Le Crous a donc acté que la brasserie universitaire de la citadelle ne serait pas assez grande pour accueillir tous les étudiants. Comme solution, le Crous prévoit de négocier avec l'université pour que tous les étudiants ne sortent pas de cours en même temps le midi. «Quand on n'a pas l'espace, il faut trouver le temps», résume Jean-Paul Hausslein. De son côté, Didier Cardon, maintient qu'il a toujours été question de laisser le Crous gérer la brasserie. Selon lui, il y aurait eu un malentendu avec l'ancien directeur du Crous, parti en 2011. Un malentendu visiblement persistant.
Amiens métropole aurait également fixé au Crous des conditions d'exploitation de la brasserie: «On a fait des efforts pour situer la brasserie au meilleur endroit mais nous avions des exigences. Nous voulions faire vivre le lieu le soir, le week-end et pendant les vacances. Or, ce n'est pas dans les traditions du Crous. Mais les négociations ont abouti.»
C'est au niveau de ce bâtiment que devrait ouvrir la brasserie universitaire du Crous (photo prise en juillet lors de ce reportage).
En outre Didier Cardon explique que deux autres points de restauration seront ouverts à la citadelle. Il s'agira d'un «café-musique» et d'une autre brasserie située dans la tour centrale. En revanche, ce seront des restaurants privés. «On recherche actuellement des personnes pour s'y installer.»
Certes, pour les étudiants, il faut manger. Mais il faut aussi trouver un toit. Or, les futurs nouveaux logements étudiants se trouvent très loin de la citadelle.
En effet, le Crous va faire renaître de leurs cendres les bâtiments A et B du Bailly, à côté du campus. Tout ça en 2015. Mais du côté nord, du côté de la citadelle? «On attend un projet du Crous, il sera accueilli avec bienveillance. La Région est prête à s'engager financièrement», lance Didier Cardon, également élu au conseil régional de Picardie.
Mais, de la bouche même du directeur du Crous, «il n'y a pas de projection de construction de logements». Et pour cause, le Crous d'Amiens-Picardie n'a plus les fonds propres nécessaires pour entreprendre ce genre de travaux seul, et l'État (via le Cnous) ne semble pas décidé à mettre la main à la poche.
Le bâtiment B de la résidence du Bailly sera réhabilité en 2015.
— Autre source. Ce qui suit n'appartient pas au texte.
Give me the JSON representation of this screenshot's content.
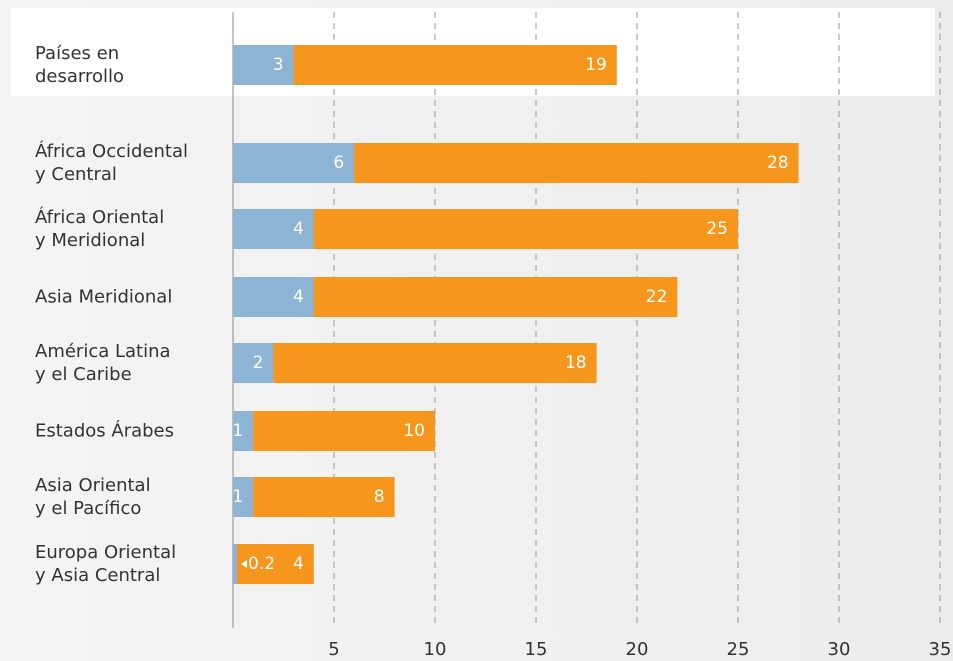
{
  "chart_data": {
    "type": "bar",
    "orientation": "horizontal",
    "overlap": true,
    "categories": [
      "Países en\ndesarrollo",
      "África Occidental\ny Central",
      "África Oriental\ny Meridional",
      "Asia Meridional",
      "América Latina\ny el Caribe",
      "Estados Árabes",
      "Asia Oriental\ny el Pacífico",
      "Europa Oriental\ny Asia Central"
    ],
    "series": [
      {
        "color": "#8db3d5",
        "values": [
          3,
          6,
          4,
          4,
          2,
          1,
          1,
          0.2
        ]
      },
      {
        "color": "#f7961d",
        "values": [
          19,
          28,
          25,
          22,
          18,
          10,
          8,
          4
        ]
      }
    ],
    "xlim": [
      0,
      35
    ],
    "xticks": [
      5,
      10,
      15,
      20,
      25,
      30,
      35
    ],
    "grid": true
  }
}
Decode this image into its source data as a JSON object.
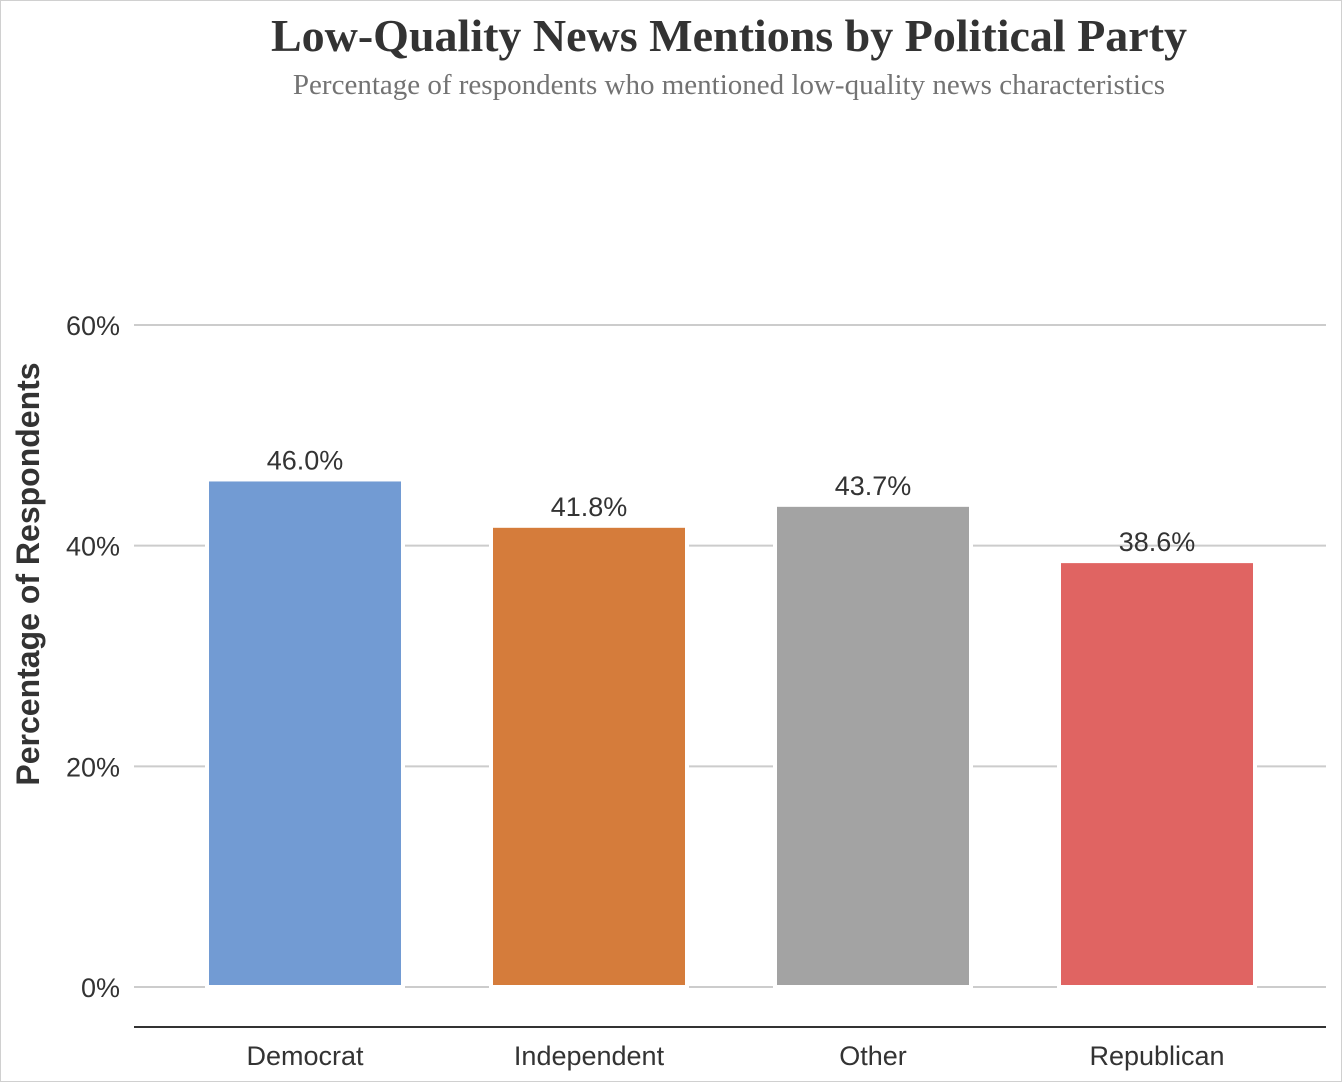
{
  "chart_data": {
    "type": "bar",
    "title": "Low-Quality News Mentions by Political Party",
    "subtitle": "Percentage of respondents who mentioned low-quality news characteristics",
    "xlabel": "",
    "ylabel": "Percentage of Respondents",
    "categories": [
      "Democrat",
      "Independent",
      "Other",
      "Republican"
    ],
    "values": [
      46.0,
      41.8,
      43.7,
      38.6
    ],
    "value_labels": [
      "46.0%",
      "41.8%",
      "43.7%",
      "38.6%"
    ],
    "colors": [
      "#729bd3",
      "#d57c3b",
      "#a3a3a3",
      "#e06462"
    ],
    "ylim": [
      0,
      60
    ],
    "yticks": [
      0,
      20,
      40,
      60
    ],
    "ytick_labels": [
      "0%",
      "20%",
      "40%",
      "60%"
    ],
    "grid": true,
    "legend": "none"
  }
}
Puisqu'ils ne pourront pas tous se loger à proximité de la citadelle, les étudiants vont donc devoir se déplacer pour aller en cours. Certains viendront en voiture. Mais où vont-ils se garer? «Les riverains ne vont pas être très contents si les étudiants engorgent les rues voisines», analyse Michel Brazier, le président de l'UPJV. «Et cela ne concerne pas que les étudiants. Les personnels de l'université qui vont avoir le choix disent ne pas vouloir venir à la citadelle pour cette raison», ajoute Philippe Nivet, vice-président de l'université.
La réponse à ce problème se trouverait à l'hôpital nord, dont le déménagement vers le CHU sud est prévu dans la même période que l'ouverture de la citadelle. «Le parking du CHU nord fait 550 places, explique Didier Cardon. C'est une propriété du CHU. Nous avons des négociations à mener qui devraient pouvoir aboutir.»
Fermeture partielle prévue la nuit
Reste une dernière question: comment assurer la sécurité du site? Pour le président de l'UPJV, «la citadelle sera un espace public où s'intégrera un espace universitaire. Je veux bien que l'on mette des caméras mais ça ne fera pas tout. Et les personnels de l'université ne sont pas des gardiens.» Et d'ajouter: «Nous n'avons pas encore travaillé sur la convention à ce sujet.
Didier Cardon assure, lui, que le travail est en cours dans le cadre d'une commission qui réunit Amiens métropole, la Société d'économie mixte (Sem) Amiens aménagement, l'architecte de la citadelle et la préfecture. «On se dirige vers la fermeture d'une partie du site la nuit, la mise sous alarme des bâtiments et l'installation de caméras de vidéosurveillance sur la place centrale.»
Il est prévu que ce soient les policiers municipaux qui se chargent d'ouvrir et fermer quotidiennement les grilles concernées. «Mais la meilleure des sécurités, explique Didier Cardon, c'est d'avoir du monde tout le temps sur le site, de faire de la citadelle un vrai lieu de vie.»